The “bus factor” you mention reminds me of “The Secret Life of Passwords” , a NYT article that discusses, among other things, how a financial services firm went about trying to guess business critical passwords after most of their employees were killed in the 9/11 attack.
Howard Lutnick, the chief executive of Cantor Fitzgerald, one of the world’s largest financial-services firms, still cries when he talks about it. Not long after the planes struck the twin towers, killing 658 of his co-workers and friends, including his brother, one of the first things on Lutnick’s mind was passwords. This may seem callous, but it was not.

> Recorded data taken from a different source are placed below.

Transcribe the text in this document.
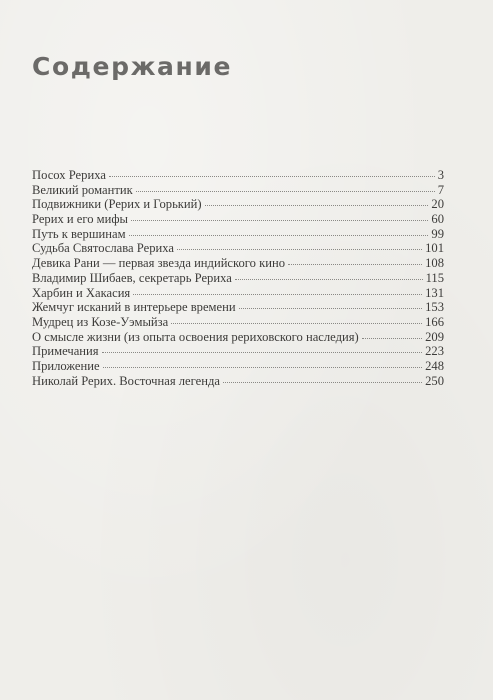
Содержание
Посох Рериха	3
Великий романтик	7
Подвижники (Рерих и Горький)	20
Рерих и его мифы	60
Путь к вершинам	99
Судьба Святослава Рериха	101
Девика Рани — первая звезда индийского кино	108
Владимир Шибаев, секретарь Рериха	115
Харбин и Хакасия	131
Жемчуг исканий в интерьере времени	153
Мудрец из Козе-Уэмыйза	166
О смысле жизни (из опыта освоения рериховского наследия)	209
Примечания	223
Приложение	248
Николай Рерих. Восточная легенда	250
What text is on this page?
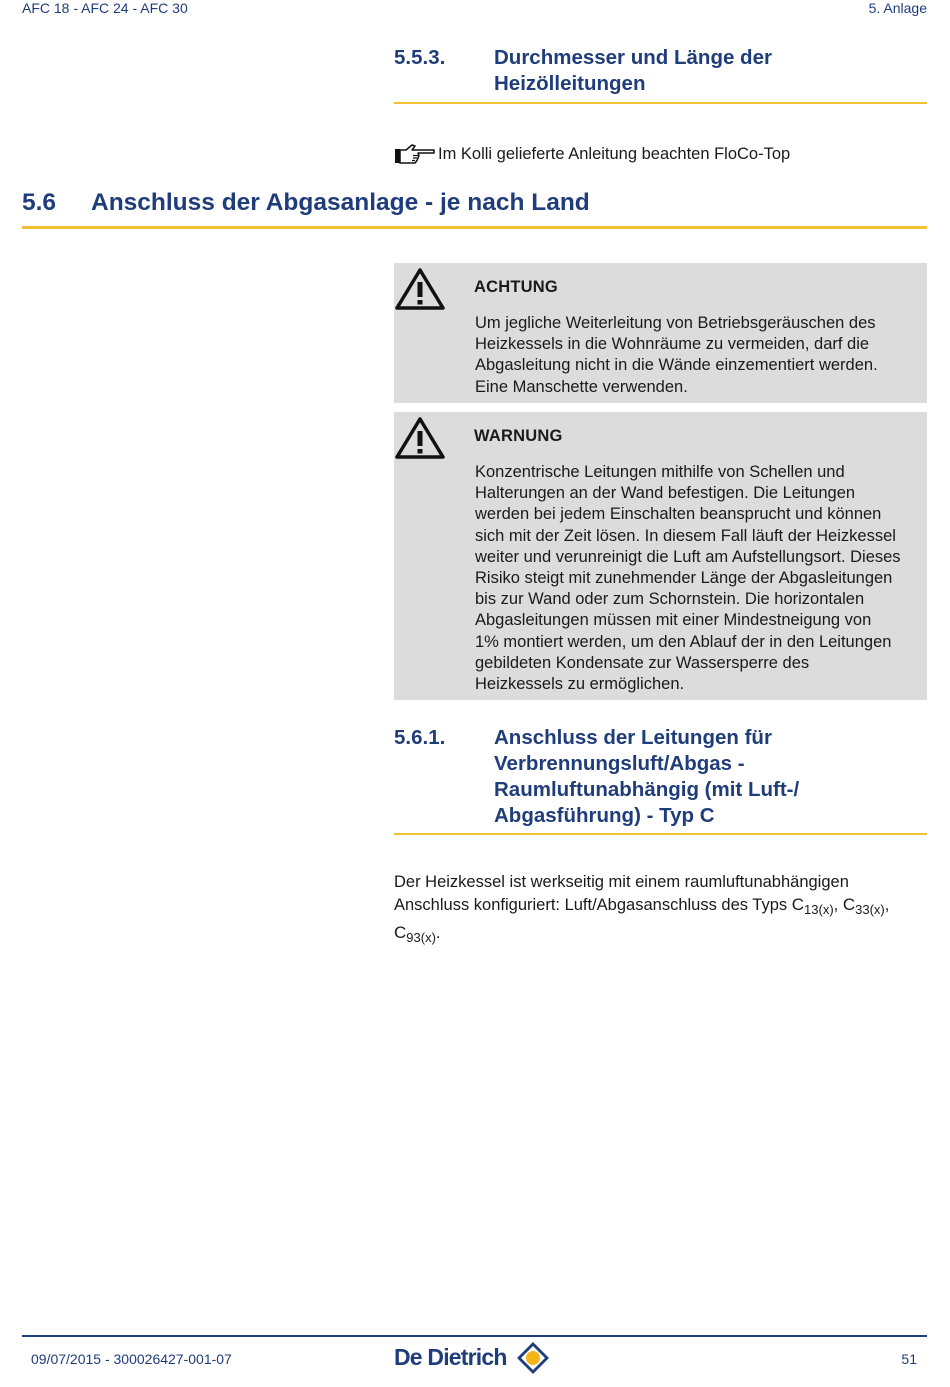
AFC 18 - AFC 24 - AFC 30	5. Anlage
5.5.3. Durchmesser und Länge der
Heizölleitungen
Im Kolli gelieferte Anleitung beachten FloCo-Top
5.6 Anschluss der Abgasanlage - je nach Land
ACHTUNG
Um jegliche Weiterleitung von Betriebsgeräuschen des
Heizkessels in die Wohnräume zu vermeiden, darf die
Abgasleitung nicht in die Wände einzementiert werden.
Eine Manschette verwenden.
WARNUNG
Konzentrische Leitungen mithilfe von Schellen und
Halterungen an der Wand befestigen. Die Leitungen
werden bei jedem Einschalten beansprucht und können
sich mit der Zeit lösen. In diesem Fall läuft der Heizkessel
weiter und verunreinigt die Luft am Aufstellungsort. Dieses
Risiko steigt mit zunehmender Länge der Abgasleitungen
bis zur Wand oder zum Schornstein. Die horizontalen
Abgasleitungen müssen mit einer Mindestneigung von
1% montiert werden, um den Ablauf der in den Leitungen
gebildeten Kondensate zur Wassersperre des
Heizkessels zu ermöglichen.
5.6.1. Anschluss der Leitungen für
Verbrennungsluft/Abgas -
Raumluftunabhängig (mit Luft-/
Abgasführung) - Typ C
Der Heizkessel ist werkseitig mit einem raumluftunabhängigen
Anschluss konfiguriert: Luft/Abgasanschluss des Typs $C_{13(x)}$, $C_{33(x)}$,
$C_{93(x)}$.
09/07/2015 - 300026427-001-07	De Dietrich	51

Like virtually everyone else caught up in the events that day, Lutnick, who had taken the morning off to escort his son, Kyle, to his first day of kindergarten, was in shock. But he was also the one person most responsible for ensuring the viability of his company. The biggest threat to that survival became apparent almost immediately: No one knew the passwords for hundreds of accounts and files that were needed to get back online in time for the reopening of the bond markets. Cantor Fitzgerald did have extensive contingency plans in place, including a requirement that all employees tell their work passwords to four nearby colleagues. But now a large majority of the firm’s 960 New York employees were dead.
I don’t think it is realistic to aim for no relevant knowledge getting lost even if your company loses half of its employees in one day. A bus factor of five is already shockingly competent when compared to any company I have ever worked for, going for a bus factor of 658 is just madness.